Disclosure Statement
The views expressed in this manuscript are those of the authors and do not necessarily represent the official viewpoint of the US Department of Veterans Affairs. The authors have no conflicts of interest to declare.
Funding Sources
This work was supported by the National Institutes of Health (T32 AG049676) and the US Department of Veterans Affairs (Rehabilitation Research and Development Service award IK2 RX001832-01A2 to A. Pless Kaiser).
Author Contributions
Christina M. Marini contributed the overall conceptualization of the manuscript, as well as expertise on marital/intimate partner relationships and military couples more specifically.

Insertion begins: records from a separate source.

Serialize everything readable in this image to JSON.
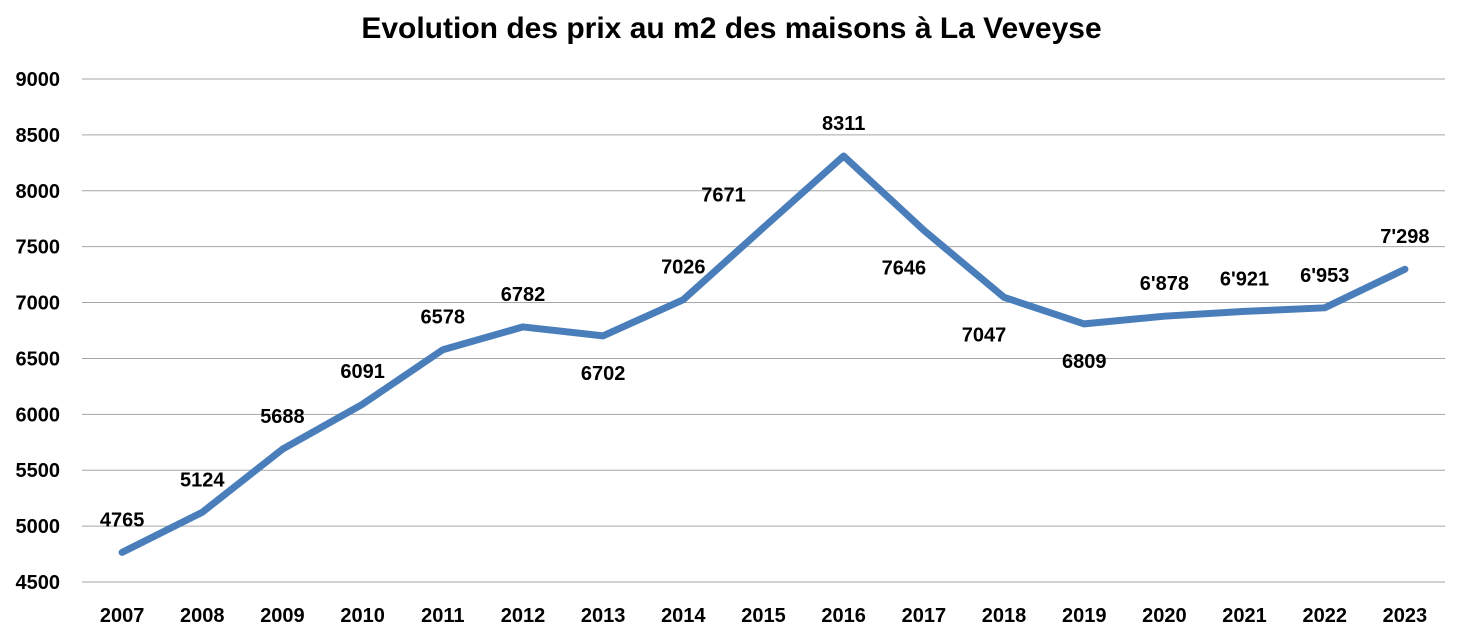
{
  "chart_data": {
    "type": "line",
    "title": "Evolution des prix au m2 des maisons à La Veveyse",
    "xlabel": "",
    "ylabel": "",
    "categories": [
      "2007",
      "2008",
      "2009",
      "2010",
      "2011",
      "2012",
      "2013",
      "2014",
      "2015",
      "2016",
      "2017",
      "2018",
      "2019",
      "2020",
      "2021",
      "2022",
      "2023"
    ],
    "values": [
      4765,
      5124,
      5688,
      6091,
      6578,
      6782,
      6702,
      7026,
      7671,
      8311,
      7646,
      7047,
      6809,
      6878,
      6921,
      6953,
      7298
    ],
    "data_labels": [
      "4765",
      "5124",
      "5688",
      "6091",
      "6578",
      "6782",
      "6702",
      "7026",
      "7671",
      "8311",
      "7646",
      "7047",
      "6809",
      "6'878",
      "6'921",
      "6'953",
      "7'298"
    ],
    "y_ticks": [
      "4500",
      "5000",
      "5500",
      "6000",
      "6500",
      "7000",
      "7500",
      "8000",
      "8500",
      "9000"
    ],
    "ylim": [
      4500,
      9000
    ],
    "grid": true,
    "legend": "none",
    "line_color": "#4a7ebb",
    "gridline_color": "#a6a6a6"
  }
}
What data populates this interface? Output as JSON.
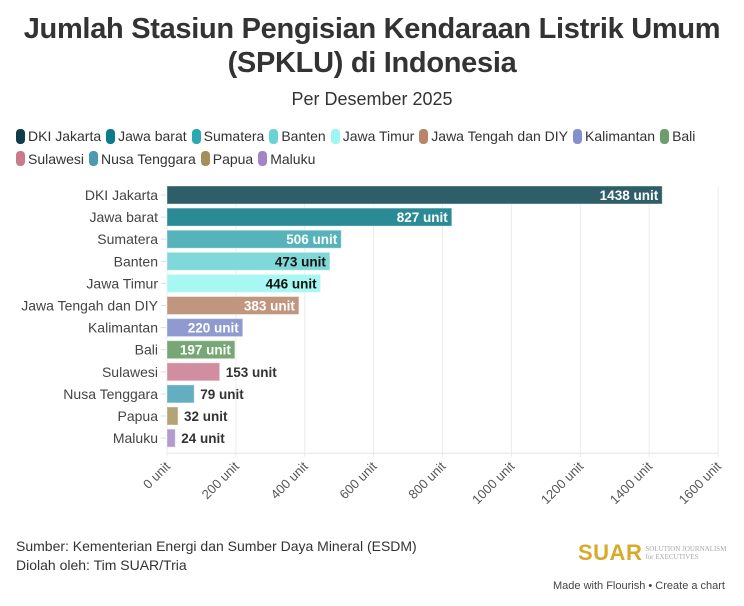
{
  "header": {
    "title_line1": "Jumlah Stasiun Pengisian Kendaraan Listrik Umum",
    "title_line2": "(SPKLU) di Indonesia",
    "subtitle": "Per Desember 2025"
  },
  "chart_data": {
    "type": "bar",
    "orientation": "horizontal",
    "title": "Jumlah Stasiun Pengisian Kendaraan Listrik Umum (SPKLU) di Indonesia",
    "subtitle": "Per Desember 2025",
    "xlabel": "",
    "ylabel": "",
    "unit_suffix": " unit",
    "xlim": [
      0,
      1600
    ],
    "x_ticks": [
      0,
      200,
      400,
      600,
      800,
      1000,
      1200,
      1400,
      1600
    ],
    "x_tick_labels": [
      "0 unit",
      "200 unit",
      "400 unit",
      "600 unit",
      "800 unit",
      "1000 unit",
      "1200 unit",
      "1400 unit",
      "1600 unit"
    ],
    "grid": true,
    "legend_position": "top",
    "categories": [
      "DKI Jakarta",
      "Jawa barat",
      "Sumatera",
      "Banten",
      "Jawa Timur",
      "Jawa Tengah dan DIY",
      "Kalimantan",
      "Bali",
      "Sulawesi",
      "Nusa Tenggara",
      "Papua",
      "Maluku"
    ],
    "values": [
      1438,
      827,
      506,
      473,
      446,
      383,
      220,
      197,
      153,
      79,
      32,
      24
    ],
    "data_labels": [
      "1438 unit",
      "827 unit",
      "506 unit",
      "473 unit",
      "446 unit",
      "383 unit",
      "220 unit",
      "197 unit",
      "153 unit",
      "79 unit",
      "32 unit",
      "24 unit"
    ],
    "colors": [
      "#2e5e68",
      "#2a8b96",
      "#56b3b9",
      "#80d8d8",
      "#a8f7f2",
      "#c1967f",
      "#8f9bd0",
      "#77a774",
      "#d08ea0",
      "#63aec0",
      "#b2a474",
      "#b29ccf"
    ],
    "label_styles": [
      "inside-white",
      "inside-white",
      "inside-white",
      "inside-dark",
      "inside-dark",
      "inside-white",
      "inside-white",
      "inside-white",
      "outside",
      "outside",
      "outside",
      "outside"
    ]
  },
  "legend": {
    "items": [
      "DKI Jakarta",
      "Jawa barat",
      "Sumatera",
      "Banten",
      "Jawa Timur",
      "Jawa Tengah dan DIY",
      "Kalimantan",
      "Bali",
      "Sulawesi",
      "Nusa Tenggara",
      "Papua",
      "Maluku"
    ],
    "colors": [
      "#0f3d48",
      "#0d7c8a",
      "#2aa9b0",
      "#6ad3d3",
      "#9cf7f0",
      "#b98469",
      "#8290cc",
      "#6b9e6b",
      "#c97a8d",
      "#4a9ab0",
      "#a28f5c",
      "#a185c4"
    ]
  },
  "footer": {
    "source": "Sumber: Kementerian Energi dan Sumber Daya Mineral (ESDM)",
    "processed_by": "Diolah oleh: Tim SUAR/Tria",
    "logo_text": "SUAR",
    "logo_sub1": "SOLUTION JOURNALISM",
    "logo_sub2": "for EXECUTIVES",
    "made_with": "Made with Flourish • Create a chart"
  }
}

Katherine L. Fiori contributed expertise on social network ties outside of marriage. Janet M. Wilmoth contributed expertise on sociocultural influences. Lynn M. Martire provided expertise on aging couples and aging theories. Please note that Anica Pless Kaiser was added as an author at the revision stage. Her clinical expertise on clinical/intervention implications and the effects of military-connected trauma later in life was necessary in order to include a discussion on clinical implications as suggested by the reviewers. All authors approved her joining the manuscript.